Day 17 Depending on how the group feels, a decision must be made between moving tents up to ABC (Camp 3) [6340m] or visiting it as a day hike and spending a second night at camp 2. Unless the group is particularly interested in sleeping at ABC, we return to Camp 2 today. If the group sleeps at Camp 2 it makes the walk back to Base Camp tomorrow much more manageable. It is a long walk from ABC to Base Camp; anywhere from 8 to 12 hours.
Camp 3, the Advanced Base Camp for the North Col route up Mount Everest, is situated within a group of flattened gravel mounds beside the glacier. The pinnacles, the frightening group of rock palisades that kept the Northeast Ridge unclimbed for so long, are just another 1.5km further up from camp 3. Most amazing of all is the ridge extending above the Pinnacles to the southwest; the striated rock summit of Everest. The top of this mountain appears phenomenally close; it is little more than 2400 metres higher than ABC. This is the closest non-climbers can get the top of Everest. With a pair of binoculars, you are almost there!
Day 18 The return to Base Camp is a long down hill journey, but we complete it in one day, if we start out from Camp 2 it is much more enjoyable than from camp 3. We will have a chance to get our eyes off the end of our boots once we arrive at Base Camp.
Days 19 and 20 Two days driving takes us back to Kathmandu.
Day 21 A final free morning in Kathmandu, with a transfer to the airport in the evening to catch your flight home
Day 22 Arrive back in the UK.
It is vitally important that you have adequate travel insurance for your trip with Adventure Peaks. We recognise the complexity and variety of choice in the insurance market and know that many of you either have your own preferred insurer or have annual multi trip cover in place already. If this is the case, please ensure that your insurer is aware of your Adventure Peaks itinerary and can agree to cover the activities being undertaken.

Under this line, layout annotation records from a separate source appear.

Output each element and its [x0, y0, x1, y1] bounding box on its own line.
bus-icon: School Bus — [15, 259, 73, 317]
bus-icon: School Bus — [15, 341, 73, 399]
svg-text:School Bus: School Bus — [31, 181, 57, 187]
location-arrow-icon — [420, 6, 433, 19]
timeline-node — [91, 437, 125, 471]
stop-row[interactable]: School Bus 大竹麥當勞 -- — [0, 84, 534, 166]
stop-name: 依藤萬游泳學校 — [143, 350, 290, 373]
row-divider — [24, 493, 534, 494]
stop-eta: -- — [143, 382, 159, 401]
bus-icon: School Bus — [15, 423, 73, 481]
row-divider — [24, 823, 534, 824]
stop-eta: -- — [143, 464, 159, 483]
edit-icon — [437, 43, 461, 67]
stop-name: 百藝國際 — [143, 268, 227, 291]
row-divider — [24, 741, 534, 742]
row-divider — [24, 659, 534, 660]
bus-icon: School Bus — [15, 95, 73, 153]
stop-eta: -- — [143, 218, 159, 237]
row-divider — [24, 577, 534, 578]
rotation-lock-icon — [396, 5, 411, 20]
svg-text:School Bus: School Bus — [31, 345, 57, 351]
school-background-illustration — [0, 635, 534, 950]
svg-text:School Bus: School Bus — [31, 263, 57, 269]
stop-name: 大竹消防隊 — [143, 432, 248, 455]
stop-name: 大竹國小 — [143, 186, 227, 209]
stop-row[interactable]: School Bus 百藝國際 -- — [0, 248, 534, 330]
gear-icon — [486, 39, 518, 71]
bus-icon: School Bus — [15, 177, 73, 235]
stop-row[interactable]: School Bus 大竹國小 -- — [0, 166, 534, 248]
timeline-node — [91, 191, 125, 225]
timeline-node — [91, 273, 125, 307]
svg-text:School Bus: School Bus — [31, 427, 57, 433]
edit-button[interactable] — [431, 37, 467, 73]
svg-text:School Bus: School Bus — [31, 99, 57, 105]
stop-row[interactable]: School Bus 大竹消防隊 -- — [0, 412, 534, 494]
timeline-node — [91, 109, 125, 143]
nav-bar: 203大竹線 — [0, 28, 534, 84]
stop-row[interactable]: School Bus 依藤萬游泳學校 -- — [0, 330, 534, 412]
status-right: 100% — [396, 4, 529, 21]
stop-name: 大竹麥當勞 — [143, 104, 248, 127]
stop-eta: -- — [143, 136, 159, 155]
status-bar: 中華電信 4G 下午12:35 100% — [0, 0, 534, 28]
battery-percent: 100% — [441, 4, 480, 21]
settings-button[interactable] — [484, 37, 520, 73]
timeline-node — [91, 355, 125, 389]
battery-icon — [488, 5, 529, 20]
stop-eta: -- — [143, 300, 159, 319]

Adventure Peaks do not provide any advice on travel insurance, although it is a requirement of our booking conditions that you have travel insurance which covers the activities which you are likely to be undertaking on your holiday. Cover must include emergency medical, helicopter evacuation, repatriation and rescue expenses.
It is strongly recommended that suitable cancellation insurance is purchased at the time of booking as all deposits are non-refundable and non-transferable.